The rate of improper payment in Medicaid, the nation’s third largest government program, now exceeds 25 percent, meaning that more than one in every four dollars spent in the Medicaid program—or more than $100 billion in federal spending each year—is in violation of program rules.
It turns out that millions of Medicaid enrollees are ineligible for the program, in most cases because they earn too much income but in others because they are not lawful residents. The media, to date, have virtually ignored the issue.
The CMS report finds that much of the improper spending is because states do not properly verify that recipients are actually eligible for Medicaid. In many instances, states ignore federal requirements and do not check applicants’ incomes, nor do they conduct regular reviews to ensure that those on the program continue to meet other eligibility rules. People qualify for Medicaid largely on the basis of income so failing to verify a Medicaid applicant’s income is like failing to check a Medicare applicant’s age.
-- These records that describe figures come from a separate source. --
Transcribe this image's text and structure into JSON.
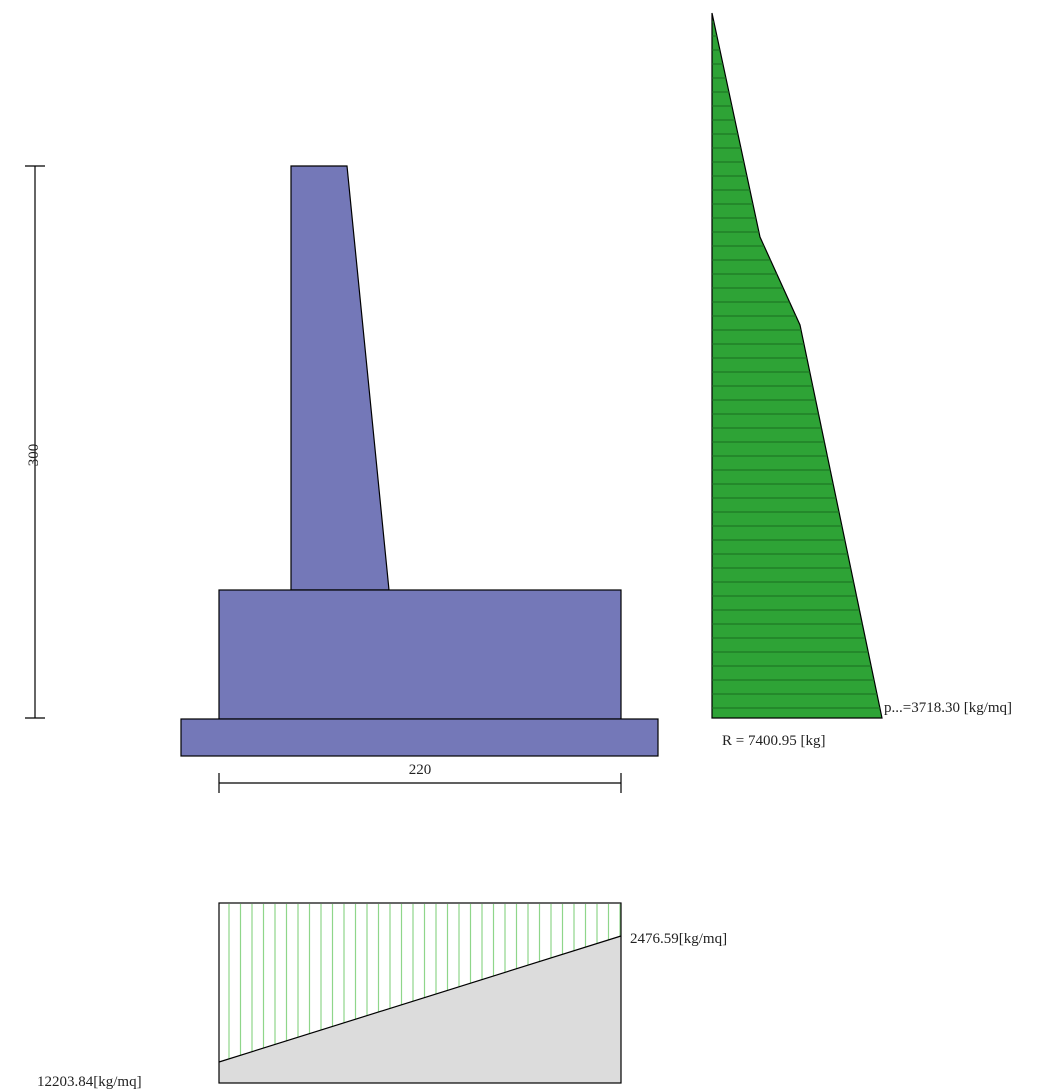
{
  "wall": {
    "height_label": "300",
    "base_width_label": "220"
  },
  "earth_pressure": {
    "resultant_label": "R = 7400.95 [kg]",
    "max_pressure_label": "p...=3718.30 [kg/mq]"
  },
  "foundation_pressure": {
    "left_value_label": "12203.84[kg/mq]",
    "right_value_label": "2476.59[kg/mq]"
  },
  "colors": {
    "wall_fill": "#7478b8",
    "pressure_fill": "#2ea336",
    "pressure_hatch": "#1a6e20",
    "foundation_hatch": "#8fd68a",
    "foundation_soil": "#dcdcdc",
    "line": "#000000"
  }
}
Past audits confirm that eligibility errors account for more than six in ten improper payments.
Taxpayers are being fleeced, and we can’t fix the problem until people know and understand what’s happening. We should all be able to agree that program rules should be followed and only those eligible to receive benefits should be enrolled in the program. When income isn’t verified or eligibility isn’t properly redetermined, it can’t be dismissed as just a procedural hang-up. Enrolling the right people is one of the most important and basic roles of government management of programs.